そして、これだけでは収まらなかったのか、あるいは興が乗ってしまったのか━━『毒牙夜蝶』名義を使って、ブラックユーモアをうまく寓意でコーティングしたAmazonカスタマーレビュワー批判小説を書いて個人出版した、というわけです。

本書『泡姫ありえない』に登場する村八分カルテットという4人組にも実在のモデルが存在します。

村八分カルテットの通称の由来は、この有力者にたてつくと、露骨に業界で干されてしまうという点に由来する。まだ始まって間もない電子書籍の世界で、このメンバーから協力を得られないということは、無名作家のキャリアをひた走ることを意味する。

どう見ても『XXXXXXXXxX』なわけですが、月狂さんは以前に『XXXXXXXXxX』と揉め事を起こしており、その時の悔しかった体験や、その後にも起きたKDP界隈のトラブルを参考にして、人物造型をおこなっているようです。(雨降って地固まる。いまの2人の間に確執はありません。表面上は仲良くやっています)

電子書籍レビュワー森さん(地雷ZERO運動)は、エバンジェリストZOROであり自来也であり月狂四郎であり、いまだ成果を出していない作家志望たちであり、2ちゃんねるの創作文芸板に入り浸っている連中であり、自己顕示欲を満たしたいがために無責任なレビューをネット上に投稿する匿名の読者もどきたちであり、すなわち、わたしであり、あなたです。

ほかにも混ざっています。辛口レビュワーのmizukiさん某事変をはじめとした、いろんな事件や人物が。

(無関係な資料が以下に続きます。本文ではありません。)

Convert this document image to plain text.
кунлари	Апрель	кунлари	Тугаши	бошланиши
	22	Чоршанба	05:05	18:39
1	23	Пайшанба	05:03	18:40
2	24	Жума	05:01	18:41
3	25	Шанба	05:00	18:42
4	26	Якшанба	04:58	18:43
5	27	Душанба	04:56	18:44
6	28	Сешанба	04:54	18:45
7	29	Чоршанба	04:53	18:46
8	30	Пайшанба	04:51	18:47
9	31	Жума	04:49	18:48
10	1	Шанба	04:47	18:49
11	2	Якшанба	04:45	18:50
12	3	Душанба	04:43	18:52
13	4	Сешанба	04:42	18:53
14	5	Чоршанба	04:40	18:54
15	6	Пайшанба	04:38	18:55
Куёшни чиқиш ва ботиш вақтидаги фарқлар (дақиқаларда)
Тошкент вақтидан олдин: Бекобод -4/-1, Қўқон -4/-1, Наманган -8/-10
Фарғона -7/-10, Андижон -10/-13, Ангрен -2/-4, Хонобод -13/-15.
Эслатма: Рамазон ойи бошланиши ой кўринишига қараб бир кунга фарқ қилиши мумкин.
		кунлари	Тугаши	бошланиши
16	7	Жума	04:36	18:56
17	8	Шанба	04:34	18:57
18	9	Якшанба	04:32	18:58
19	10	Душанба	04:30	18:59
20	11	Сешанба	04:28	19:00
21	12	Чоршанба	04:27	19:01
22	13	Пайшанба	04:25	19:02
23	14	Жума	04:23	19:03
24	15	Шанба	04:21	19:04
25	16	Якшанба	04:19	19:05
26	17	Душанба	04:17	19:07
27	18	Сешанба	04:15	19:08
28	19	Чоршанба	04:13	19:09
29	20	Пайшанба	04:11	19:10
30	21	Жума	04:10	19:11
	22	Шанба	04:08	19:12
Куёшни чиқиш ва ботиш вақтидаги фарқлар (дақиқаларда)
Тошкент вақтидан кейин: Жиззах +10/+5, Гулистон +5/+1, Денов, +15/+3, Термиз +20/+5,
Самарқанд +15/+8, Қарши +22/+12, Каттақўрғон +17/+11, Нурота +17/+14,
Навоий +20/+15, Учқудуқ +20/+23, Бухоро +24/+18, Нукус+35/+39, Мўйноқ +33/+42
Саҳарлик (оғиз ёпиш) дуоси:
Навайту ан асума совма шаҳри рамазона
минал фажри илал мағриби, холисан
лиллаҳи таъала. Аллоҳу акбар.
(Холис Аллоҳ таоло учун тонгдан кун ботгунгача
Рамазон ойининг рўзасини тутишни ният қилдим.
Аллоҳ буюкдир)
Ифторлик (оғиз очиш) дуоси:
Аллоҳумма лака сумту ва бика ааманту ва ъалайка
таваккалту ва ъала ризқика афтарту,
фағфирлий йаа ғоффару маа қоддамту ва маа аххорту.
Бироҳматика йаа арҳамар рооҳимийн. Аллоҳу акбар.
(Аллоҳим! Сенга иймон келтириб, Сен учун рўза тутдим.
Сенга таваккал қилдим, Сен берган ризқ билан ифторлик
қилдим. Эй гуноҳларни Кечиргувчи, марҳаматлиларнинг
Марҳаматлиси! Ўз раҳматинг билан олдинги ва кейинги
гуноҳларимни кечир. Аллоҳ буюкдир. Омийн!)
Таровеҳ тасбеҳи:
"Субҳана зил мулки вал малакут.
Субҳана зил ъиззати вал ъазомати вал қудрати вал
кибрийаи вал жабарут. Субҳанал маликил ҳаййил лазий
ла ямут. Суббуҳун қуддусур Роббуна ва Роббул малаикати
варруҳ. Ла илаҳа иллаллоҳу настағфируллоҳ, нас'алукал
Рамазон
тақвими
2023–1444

本書『泡姫ありえない』は、無駄にハイコンテクストな小説であり、おそらく、KDPを利用している人たちですら、全ての元ネタを把握しきれないと思います。

問題児が書いた問題作


腹いせで書いた小説━━と申し上げましたが、怒りに任せて書いたとは思えないほど、小説としての体をなしています。けっして恨み言を優先することなく、読者を喜ばせることを忘れていません。面白かったです。

Amazonのカスタマーレビューに激高したのち、ブログでジョークをまじえた反論記事を書き、閃いたアイデアをもとにフィクションを執筆して、表紙用のイラストを自分で描いて、電子書籍ストアで販売開始。

このようなフットワークの軽さとバイタリティの持ち主であれば、傑作を生み出す日はそう遠くないかもしれません。心待ちにしています。

Kindleストアでサンプルが無料で読めます。お試しください。(スマートフォン、タブレットでもOK)

  • 泡姫ありえない
  • 著者:毒牙夜蝶
  • 価格:250円
  • 読了にかかる時間:約1時間(個人差があります)

「実話に基づいた物語」度
★★★★☆(4)
「エンタメ」度
★★★★☆(4)
「満足」度
★★★★★(5)
「総合」
★★★★☆(4)


著者について


毒牙夜蝶 (著)さん。『どくが・やちょう』と読みます。作家。元デリバリーヘルス嬢。